Ограбление по-русски, или Удар « божественного молотка»
Шрифт:
– Хорошо, в Эрмитаж – так в Эрмитаж, – соглашаюсь я.
Александра начинает приводить себя в порядок. Она моет голову, сушит волосы феном, немного подкрашивает глаза и губы, надевает свой парадный темно-синий костюм, и на все это уходит сорок минут. Чувствуется, что она не служила в армии. Я тоже не служил, но одеваюсь гораздо быстрее.
Наконец мы выходим на улицу, где морозит мороз, веет ветер и снежит снег. В Петербурге зима, а зима в Петербурге очень холодная и неуютная, не то что на Канарах, куда мне все никак не добраться.
Александра –
Недалеко от станции метро «Гражданский проспект» мы садимся в маршрутное такси и едем до станции «Лесная». На поезде метро до «Лесной» не доехать, потому что разрушенный в результате аварии участок, недалеко от площади Мужества, не действует. Зато в маршрутке тепло и чисто. Я закрываю глаза и чувствую, как рука Александры (это для нее что-то новенькое!) проникает ко мне под куртку и гладит через брюки мой член. Тот мгновенно встает, я улыбаюсь, млею несколько минут, затем открываю глаза и вижу рядом усатого мужчину лет тридцати (совсем забыл, что Александре досталось место на переднем сиденье рядом с водителем, а мне на заднем). Мужчина говорит вполголоса:
– Меня зовут Вадим, у нас сегодня вечеринка в баре «Голубой утенок», все придут с друзьями, а у меня друга нет, не хотите быть моим другом?
– Нет, – отвечаю я. – На переднем сиденье едет моя жена.
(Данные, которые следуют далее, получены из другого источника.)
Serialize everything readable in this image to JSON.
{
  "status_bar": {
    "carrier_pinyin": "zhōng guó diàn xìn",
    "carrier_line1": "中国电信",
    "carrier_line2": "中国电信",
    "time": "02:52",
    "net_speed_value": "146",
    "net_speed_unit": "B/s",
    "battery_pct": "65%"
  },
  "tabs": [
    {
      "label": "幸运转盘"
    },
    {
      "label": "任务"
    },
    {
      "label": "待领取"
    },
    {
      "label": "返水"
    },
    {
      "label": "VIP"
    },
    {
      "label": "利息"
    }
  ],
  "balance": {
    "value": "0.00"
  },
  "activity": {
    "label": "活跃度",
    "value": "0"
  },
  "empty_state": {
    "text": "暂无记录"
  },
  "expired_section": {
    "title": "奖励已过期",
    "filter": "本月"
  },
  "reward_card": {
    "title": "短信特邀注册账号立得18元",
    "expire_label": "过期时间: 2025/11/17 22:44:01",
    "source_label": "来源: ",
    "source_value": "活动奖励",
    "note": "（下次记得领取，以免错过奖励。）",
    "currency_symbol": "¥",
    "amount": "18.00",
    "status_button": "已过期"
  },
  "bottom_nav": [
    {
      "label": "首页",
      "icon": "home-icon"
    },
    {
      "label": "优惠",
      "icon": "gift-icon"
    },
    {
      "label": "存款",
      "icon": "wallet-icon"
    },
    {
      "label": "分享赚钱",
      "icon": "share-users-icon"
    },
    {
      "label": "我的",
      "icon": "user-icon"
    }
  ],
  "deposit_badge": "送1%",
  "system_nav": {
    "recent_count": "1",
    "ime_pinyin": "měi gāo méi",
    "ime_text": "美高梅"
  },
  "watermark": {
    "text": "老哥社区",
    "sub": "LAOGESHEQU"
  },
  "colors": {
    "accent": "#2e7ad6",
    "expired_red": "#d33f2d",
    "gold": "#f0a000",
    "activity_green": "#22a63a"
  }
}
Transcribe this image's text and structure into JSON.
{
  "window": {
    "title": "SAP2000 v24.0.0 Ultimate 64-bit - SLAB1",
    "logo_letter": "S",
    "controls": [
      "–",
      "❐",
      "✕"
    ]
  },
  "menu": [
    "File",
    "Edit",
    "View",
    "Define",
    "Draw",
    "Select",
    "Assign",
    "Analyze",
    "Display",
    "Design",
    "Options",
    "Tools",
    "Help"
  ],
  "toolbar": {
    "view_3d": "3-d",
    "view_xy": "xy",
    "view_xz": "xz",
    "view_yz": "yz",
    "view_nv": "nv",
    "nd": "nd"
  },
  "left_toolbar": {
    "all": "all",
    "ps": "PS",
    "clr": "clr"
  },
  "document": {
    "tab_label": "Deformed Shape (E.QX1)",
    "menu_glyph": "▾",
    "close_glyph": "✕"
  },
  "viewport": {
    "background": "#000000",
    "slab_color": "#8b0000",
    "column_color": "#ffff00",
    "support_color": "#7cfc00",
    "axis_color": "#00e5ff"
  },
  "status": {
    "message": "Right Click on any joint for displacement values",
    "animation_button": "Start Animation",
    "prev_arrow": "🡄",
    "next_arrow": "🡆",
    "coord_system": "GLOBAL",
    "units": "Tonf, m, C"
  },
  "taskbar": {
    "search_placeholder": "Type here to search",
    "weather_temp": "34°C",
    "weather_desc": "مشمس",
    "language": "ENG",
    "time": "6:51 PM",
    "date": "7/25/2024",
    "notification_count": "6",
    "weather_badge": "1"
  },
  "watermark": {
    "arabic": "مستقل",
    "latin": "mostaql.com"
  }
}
Мужчина убирает руку с моего члена и вздыхает:
– Природа вас не обделила... не часто встретишь такого «бурового мастера». Обидно, что все лучшие мужчины уже разобраны этими страшненькими самками.
Я не соглашаюсь:
– А мне моя жена нравится.
Мужчина уныло машет рукой:
– Да у вас просто испорченный вкус, всем известно, что тело мужчины совершенно и вылеплено по образцу и подобию божию, а на женщину материала не хватило, и ее изготовили из треснутого ребра собаки. Кстати, сам Бог был «голубым», поэтому его и называют Отец, Сын и Святой Дух – это же семья из трех мужчин, и они слились в экстазе в одно целое и даже смогли родить.
Я не соглашаюсь:
– Если они могли рожать, значит, они были женщинами, или хотя бы один из них, Святой Дух, например. Я где-то читал, что на древнееврейском или каком-то там языке «Святой Дух» женского рода...
Мужчина обижается:
– При чем здесь женщины? Рожали всегда мужчины, и в Ветхом Завете об этом прямо говорится: Соломон родил Давида, Давид родил Якова, Яков – Иеремию и так далее...
Маршрутное такси подъезжает к «Лесной», и мужчина выскакивает впереди меня. Я тоже выхожу из машины, беру Александру под руку и говорю:
– А ко мне сейчас приставал «голубой», вон он идет впереди нас в коричневой кожаной куртке.
Александра внимательно смотрит на меня и говорит:
– Значит, не я одна тебя оценила, хотя красавцем тебя не назовешь.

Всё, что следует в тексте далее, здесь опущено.